| The Berean Expositor Volume 49 - Page 18 of 179 Index | Zoom | |
"To bear record" is used some 12 times in John's epistles and means `to bear witness'
or `testify'. "I take you to record" (Acts 20: 26) is obsolete for "I call you to witness",
but more accurately it should be "I testify to you".
RISING. This word, as a noun, occurs in Lev. 13: 2, 10, 19, 28; 14: 56 in a
medical context and refers to a body swelling which is a symptom of disease.
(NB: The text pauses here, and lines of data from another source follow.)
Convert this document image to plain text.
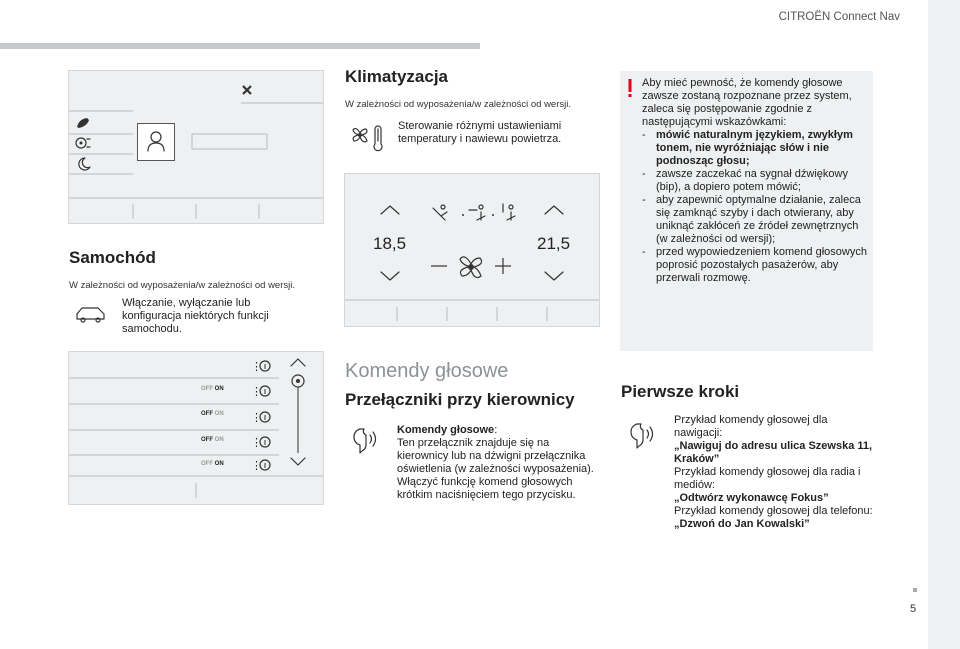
CITROËN Connect Nav
5
Samochód
W zależności od wyposażenia/w zależności od wersji.
Włączanie, wyłączanie lub konfiguracja niektórych funkcji samochodu.
⋮
OFF ON ⋮
OFF ON ⋮
OFF ON ⋮
OFF ON ⋮
Klimatyzacja
W zależności od wyposażenia/w zależności od wersji.
Sterowanie różnymi ustawieniami temperatury i nawiewu powietrza.
18,5	21,5
Komendy głosowe
Przełączniki przy kierownicy
Komendy głosowe:
Ten przełącznik znajduje się na kierownicy lub na dźwigni przełącznika oświetlenia (w zależności wyposażenia). Włączyć funkcję komend głosowych krótkim naciśnięciem tego przycisku.
Aby mieć pewność, że komendy głosowe zawsze zostaną rozpoznane przez system, zaleca się postępowanie zgodnie z następującymi wskazówkami:
- mówić naturalnym językiem, zwykłym tonem, nie wyróżniając słów i nie podnosząc głosu;
- zawsze zaczekać na sygnał dźwiękowy (bip), a dopiero potem mówić;
- aby zapewnić optymalne działanie, zaleca się zamknąć szyby i dach otwierany, aby uniknąć zakłóceń ze źródeł zewnętrznych (w zależności od wersji);
- przed wypowiedzeniem komend głosowych poprosić pozostałych pasażerów, aby przerwali rozmowę.
Pierwsze kroki
Przykład komendy głosowej dla nawigacji:
„Nawiguj do adresu ulica Szewska 11, Kraków”
Przykład komendy głosowej dla radia i mediów:
„Odtwórz wykonawcę Fokus”
Przykład komendy głosowej dla telefonu:
„Dzwoń do Jan Kowalski”
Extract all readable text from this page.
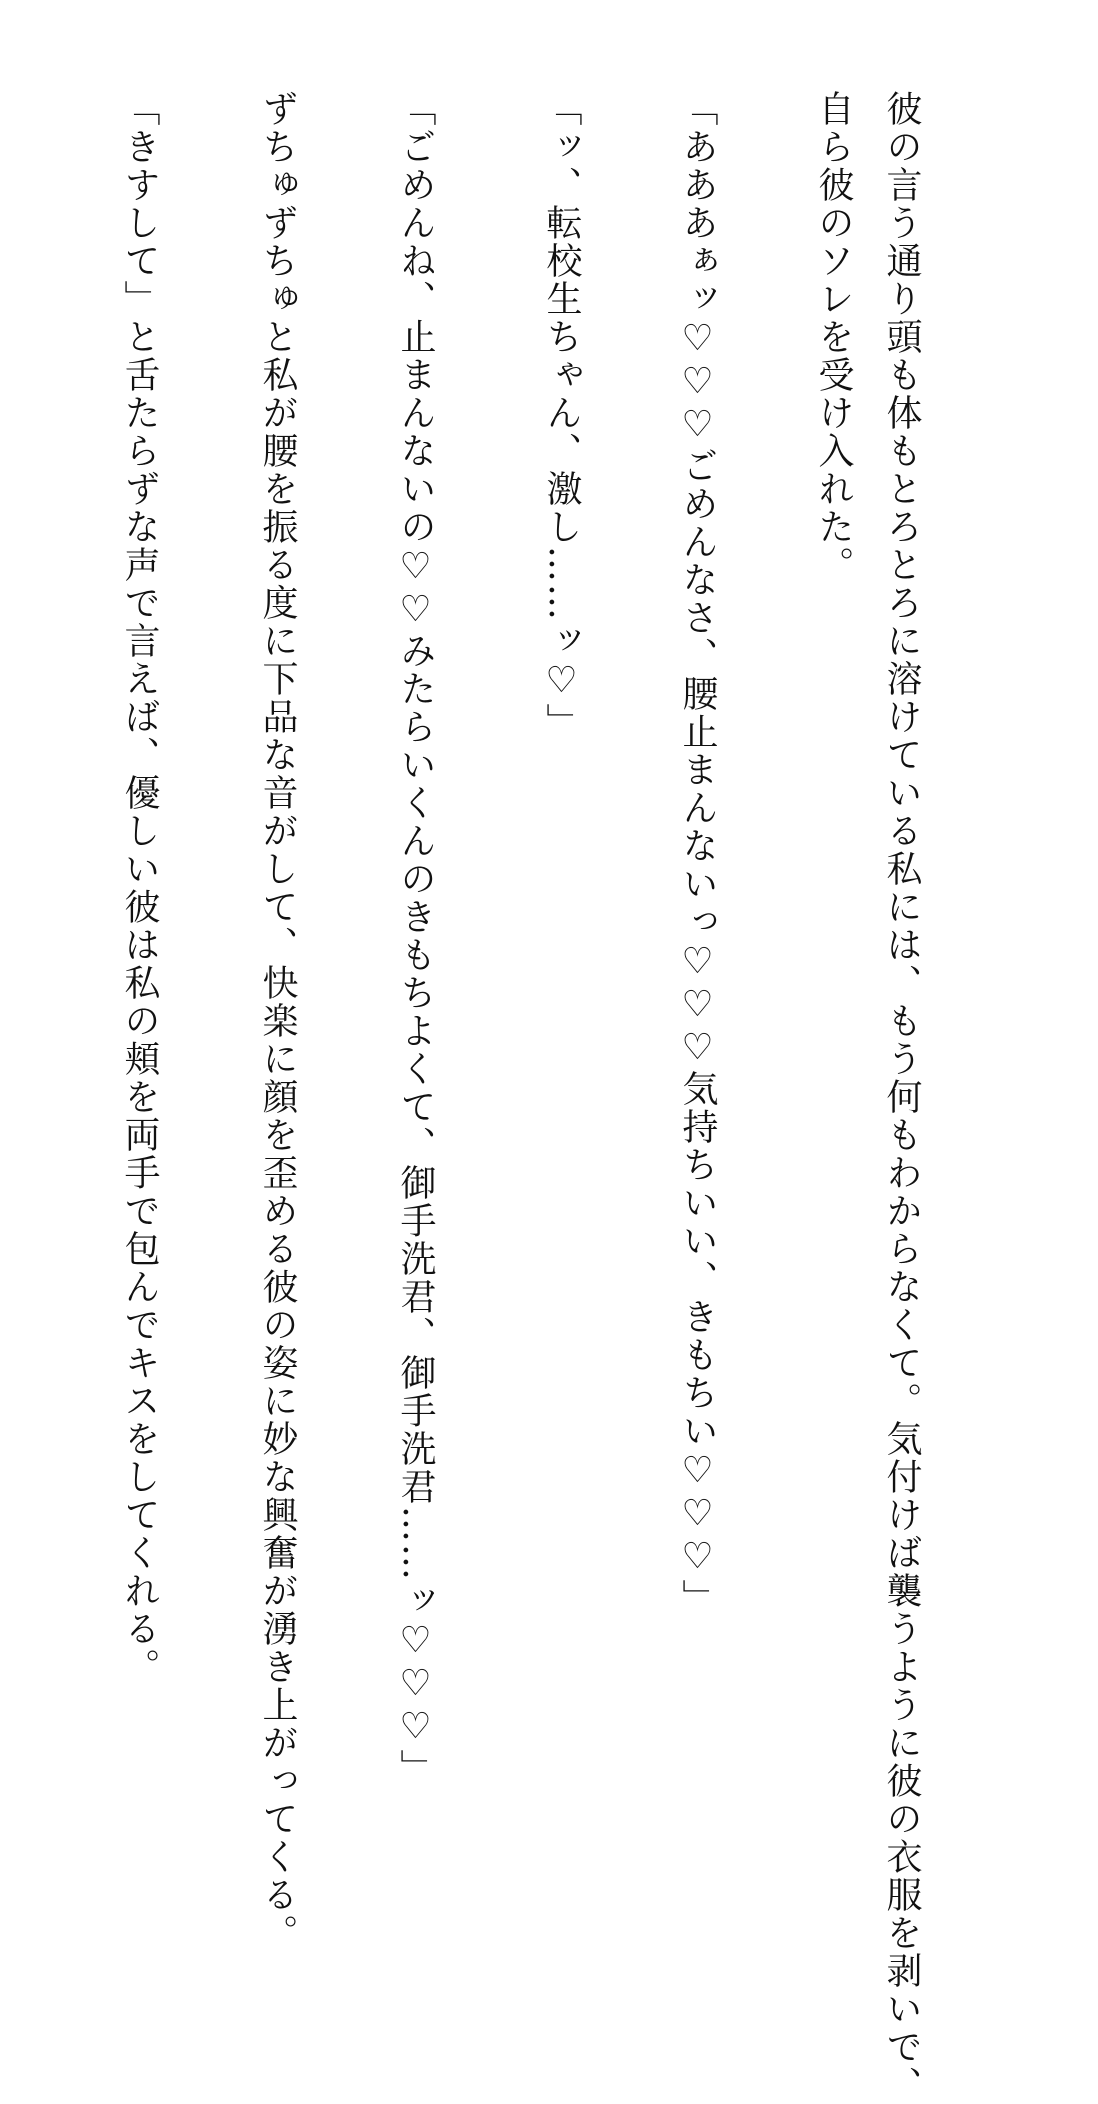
彼の言う通り頭も体もとろとろに溶けている私には、もう何もわからなくて。気付けば襲うように彼の衣服を剥いで、

自ら彼のソレを受け入れた。

「あああぁッ♡♡♡ごめんなさ、腰止まんないっ♡♡♡気持ちいい、きもちい♡♡♡」

「ッ、転校生ちゃん、激し……ッ♡」

「ごめんね、止まんないの♡♡みたらいくんのきもちよくて、御手洗君、御手洗君……ッ♡♡♡」

ずちゅずちゅと私が腰を振る度に下品な音がして、快楽に顔を歪める彼の姿に妙な興奮が湧き上がってくる。

「きすして」と舌たらずな声で言えば、優しい彼は私の頬を両手で包んでキスをしてくれる。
Lev.xiii.28 reads "it is a rising of the burning" which is equivalent to "it is a swelling
from the burn".
No.16.
pp. 239, 240
REINS. This is a name for the kidneys or kidney region--the loins. It comes through
the French from the Latin renes. The word often has a figurative meaning and is the
equivalent of the word `heart'. "I the Lord search the heart, I try the reins (kidneys)"
(Jer. 17: 10). The second phrase repeats the sense for emphasis. "My reins also instruct
me in the night seasons" means "In the night my heart instructs me" (Psa. 16: 7).
RUDE. The word goes back to Tyndale and is used in the archaic meaning of
inexpert, or unskilled. It does not mean rough or unrefined in the Bible. When Paul said
he was "rude in speech" he meant that he was not a professional orator.
SCALL. This is only found in Lev. 13: 30-37; 14: 54. It means a scab, an
eruption on the skin. The Oxford English Dictionary says that dry scall is psoriasis and
humid scall is eczema.
SEETHE, SOD, SODDEN. These words are now obsolete and mean to cook by
boiling or stewing. "Sod" is used as the past tense of the verb and "sodden" its past
participle. Gen. 25: 29 says Jacob "sod pottage" meaning that he was boiling pottage.
Regarding the passover, it was definitely stated that the lamb must not be boiled but
roasted. "Eat not of it raw, nor sodden at all with water, but roast with fire" (Exod.xii.9).
"Sodden at all with water" now means "boiled with water" as it also does in
II Chron. 35: 13.
SEVERAL is sometimes used in the obsolete sense of `separate'. King Azariah
"dwelt in a several house" because he was a leper (II Kings 15: 5; II Chron. 26: 21).
In other cases it is a tautology and can be omitted. "Every several gate was of one pearl"
(Rev. 21: 21). "Each one of the gates" would be modern English. "To every man
according to his several ability" (Matt. 25: 15), the word "several" can be omitted.